Jim Alkove is the Chief Trust Officer at Salesforce, where he’s responsible for enterprise-wide information security and compliance. It’s a familiar headline: Your supply chain may be your biggest cybersecurity risk. And for good reason. Between pressure to maintain business continuity and exceed profits amid inflation and global supply chain issues, organizations across industries have a lot to contend with. This focus elsewhere can lead to threat actors slipping under the radar more easily while also making a big splash.
For instance, beyond the potential exposure of credit card data, we’ve seen a rise in ransomware and nation-state threat activity in an attempt to further disrupt stressed infrastructures. While these challenges are broad, if we approach cybersecurity as a collective whole, rather than as individual organizations, they are not insurmountable.
With that in mind, here are three ways to enhance security throughout your entire ecosystem to help prevent potential cyber-attacks that impact your supply chain.
Start with a minimum security baseline for all third-party vendors.
There are countless reasons why organizations leverage third-party vendors, including cloud providers, integrated shipping services and outsourced customer service. And over the course of the last two years, as companies scrambled to get online quickly, the use of third-party vendors became even more integral to staying in business.
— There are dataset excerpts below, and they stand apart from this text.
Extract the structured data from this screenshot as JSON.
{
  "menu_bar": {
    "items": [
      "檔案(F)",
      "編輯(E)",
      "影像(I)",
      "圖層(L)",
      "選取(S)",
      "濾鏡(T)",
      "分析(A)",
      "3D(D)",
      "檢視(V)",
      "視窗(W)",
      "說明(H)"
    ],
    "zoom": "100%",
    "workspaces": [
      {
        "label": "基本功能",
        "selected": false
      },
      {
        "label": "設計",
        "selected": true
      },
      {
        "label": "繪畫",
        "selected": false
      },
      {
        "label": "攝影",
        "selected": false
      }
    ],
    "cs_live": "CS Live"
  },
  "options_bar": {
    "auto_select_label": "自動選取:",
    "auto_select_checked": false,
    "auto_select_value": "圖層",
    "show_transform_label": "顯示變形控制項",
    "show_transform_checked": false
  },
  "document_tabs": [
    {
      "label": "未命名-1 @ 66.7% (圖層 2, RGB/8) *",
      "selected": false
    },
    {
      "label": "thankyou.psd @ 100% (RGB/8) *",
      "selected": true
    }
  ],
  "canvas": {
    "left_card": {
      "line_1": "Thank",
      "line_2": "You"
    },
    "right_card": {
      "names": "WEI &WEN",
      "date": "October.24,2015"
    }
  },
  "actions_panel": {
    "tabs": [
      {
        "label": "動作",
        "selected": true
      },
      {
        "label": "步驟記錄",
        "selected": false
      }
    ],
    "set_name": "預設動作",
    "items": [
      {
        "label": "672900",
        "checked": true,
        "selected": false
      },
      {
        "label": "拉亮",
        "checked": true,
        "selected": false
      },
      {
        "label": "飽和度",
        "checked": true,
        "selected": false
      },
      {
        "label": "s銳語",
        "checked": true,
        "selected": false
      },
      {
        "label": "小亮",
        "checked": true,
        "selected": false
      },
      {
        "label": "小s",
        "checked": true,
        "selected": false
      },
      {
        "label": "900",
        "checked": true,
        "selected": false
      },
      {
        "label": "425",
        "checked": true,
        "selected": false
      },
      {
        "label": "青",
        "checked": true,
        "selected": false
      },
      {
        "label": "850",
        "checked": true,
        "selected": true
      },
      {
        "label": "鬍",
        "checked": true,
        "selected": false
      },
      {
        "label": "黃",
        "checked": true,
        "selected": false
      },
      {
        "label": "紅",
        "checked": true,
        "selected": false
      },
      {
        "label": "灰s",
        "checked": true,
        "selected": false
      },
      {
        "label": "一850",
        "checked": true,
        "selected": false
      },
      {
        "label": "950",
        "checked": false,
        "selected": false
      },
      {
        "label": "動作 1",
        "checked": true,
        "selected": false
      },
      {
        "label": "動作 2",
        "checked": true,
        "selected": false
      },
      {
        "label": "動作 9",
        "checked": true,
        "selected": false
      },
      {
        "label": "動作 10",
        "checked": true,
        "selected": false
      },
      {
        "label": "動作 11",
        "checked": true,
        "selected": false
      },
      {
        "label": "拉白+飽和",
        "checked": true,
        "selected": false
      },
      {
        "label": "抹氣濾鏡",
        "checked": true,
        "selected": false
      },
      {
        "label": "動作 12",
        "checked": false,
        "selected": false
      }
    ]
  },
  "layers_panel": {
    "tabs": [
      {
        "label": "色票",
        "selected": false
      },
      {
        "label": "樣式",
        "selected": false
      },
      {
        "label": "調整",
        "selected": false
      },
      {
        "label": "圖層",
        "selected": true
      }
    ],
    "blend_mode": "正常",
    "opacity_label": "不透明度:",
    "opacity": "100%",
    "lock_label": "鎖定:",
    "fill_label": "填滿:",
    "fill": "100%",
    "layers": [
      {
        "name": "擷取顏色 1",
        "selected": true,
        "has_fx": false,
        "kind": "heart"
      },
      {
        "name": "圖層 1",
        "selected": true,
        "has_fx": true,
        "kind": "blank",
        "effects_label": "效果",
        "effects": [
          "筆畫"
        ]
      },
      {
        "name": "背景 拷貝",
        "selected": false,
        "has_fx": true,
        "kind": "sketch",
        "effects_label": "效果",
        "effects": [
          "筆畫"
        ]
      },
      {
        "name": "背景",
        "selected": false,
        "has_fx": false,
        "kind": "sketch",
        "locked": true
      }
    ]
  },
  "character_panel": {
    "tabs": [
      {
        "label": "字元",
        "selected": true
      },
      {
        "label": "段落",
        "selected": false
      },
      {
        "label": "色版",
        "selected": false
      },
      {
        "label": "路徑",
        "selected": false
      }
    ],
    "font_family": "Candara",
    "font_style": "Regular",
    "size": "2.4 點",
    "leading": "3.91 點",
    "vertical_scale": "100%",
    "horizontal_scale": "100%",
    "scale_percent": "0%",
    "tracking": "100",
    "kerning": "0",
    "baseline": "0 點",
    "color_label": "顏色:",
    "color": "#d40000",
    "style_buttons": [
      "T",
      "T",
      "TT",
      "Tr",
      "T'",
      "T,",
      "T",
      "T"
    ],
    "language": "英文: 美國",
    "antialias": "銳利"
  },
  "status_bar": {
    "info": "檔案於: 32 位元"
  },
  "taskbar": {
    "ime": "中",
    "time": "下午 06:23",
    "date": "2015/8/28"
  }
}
One downside of this increasingly complex third-party landscape, however, is a corresponding increase in cybersecurity risk exposure. A 2021 study found “44% of organizations have had a breach within the last 12 months, with 74% saying it was the result of giving too much privileged access to third parties.” In the past, businesses have been left to their own devices designing and implementing security baselines for vendors. This not only creates headaches for vendors who have to comply with potentially thousands of requirements but also increases errors and potential attacks.
To help solve this challenge, industry leaders such as Salesforce, Google, Okta and Slack teamed up to design the Minimum Viable Secure Product, or MVSP, a vendor-neutral checklist that provides a simple, practical way to establish minimum acceptable security baselines. Even if you only leverage MVSP as a starting point, the hope is that it can enable efficiencies, decrease overhead, enhance trust and raise the bar for security standards across the industry.
Prioritize customer trust.
Trust is a long game. Even with a minimum baseline, it’s still contingent on every organization to develop a robust cybersecurity strategy specific to their company, industry, market and more — one that nails the basics while investing in security innovation to stay ahead of bad actors who are getting more sophisticated every day.
According to the 2020 Verizon Data Breach Investigations Report, 37% of credential theft breaches used stolen or weak credentials, making it clear (if it wasn’t already) that passwords alone are no longer enough to secure customer data. But there are ways to up your security posture against credential attacks, including patching vulnerabilities on a regular basis and ensuring any third-party software is up to date. Enforcing multifactor authentication is also one of the best ways to provide sufficient safeguards against unauthorized account access, both for employees and customers.
Remember, it’s important to not only focus on what’s legally required from a disclosure perspective but what’s required from a trust perspective. Every company should look at their security strategy with the lens of “what do our customers expect” and work to achieve, if not exceed, that.
Be prepared and stay vigilant.
Cyber attacks are still a matter of “when,” not “if,” and it’s important to make sure your entire team — including third-party vendors — is on alert and knows what to look for. In preparation, a strong security awareness program can make a critical difference in maintaining trust with your team and your customers.
You might also consider increased fraud protection measures, running proactive checks of all your systems for potential loopholes and reviewing account privileges regularly. In addition, prepare your customer service team to be on the lookout for anything suspicious and come up with a plan for “just in case” you need to run any security updates that could affect your availability.
Cybersecurity is a team sport. That means working holistically with your team and your vendors to ensure you’re protecting customer privacy and data. While there will always be some degree of risk for every business, making a proactive investment in your supply chain security posture can help turn the odds in your favor.